Genocide –  noun – the deliberate and systematic extermination of a national, racial, political, or cultural group.  Israel is frequently accused of genocide by the terrorist groups and their supporters.  But here is the problem:  there is no evidence whatsoever of Israel committing or wanting to commit genocide.  Quite the reverse actually – Hamas, Hezbollah, Islamic Jihad, and Iran (among others) have frequently called for the wholesale slaughter of Jews.  It is part of the Hamas charter.  It appears in the Koran as various radical Islamic scholars cite it as a requirement of Islam, which the Palestinian Authority has reiterated and republished.  The anti-Israel/Jew haters have weaponized the term to use against Israel.  But it is a lie.  The terrorists and radical Islamists call for genocide against Jews.   Never have the Israelis called for the wholesale slaughter of Palestinians.
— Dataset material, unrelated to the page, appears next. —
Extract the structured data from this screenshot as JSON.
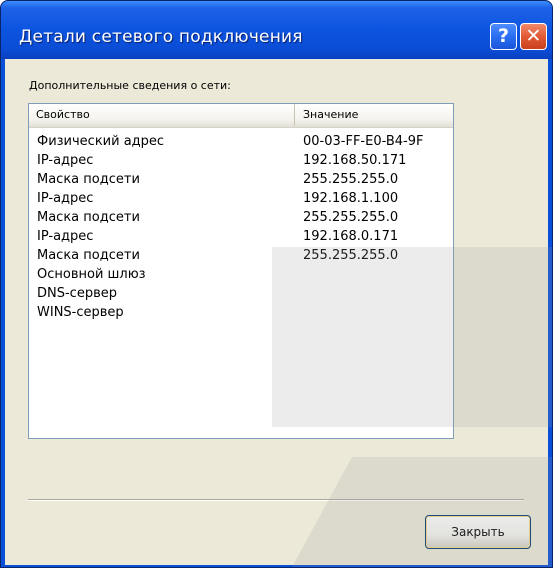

Ethnic Cleansingnoun – the elimination of an unwanted ethnic group or groups from a society, as by genocide or forced emigrationAnother term used to demonize Israel.  And again, not only is there no evidence of this, but there is proof of the opposite.  20% of the Israeli population are Palestinians – or, rather, would be called so if they did not live in Israel.  They are full citizens of Israel with voting rights and equal protection under the law.  That is not ethnic cleansing.  It isn’t apartheid either.  And yes, currently Israel has warned civilians in Gaza to leave pending military activity, there is no concerted effort to “eliminate” the Palestinian or permanently relocate them.  Again, this is a lie, the words are being weaponized.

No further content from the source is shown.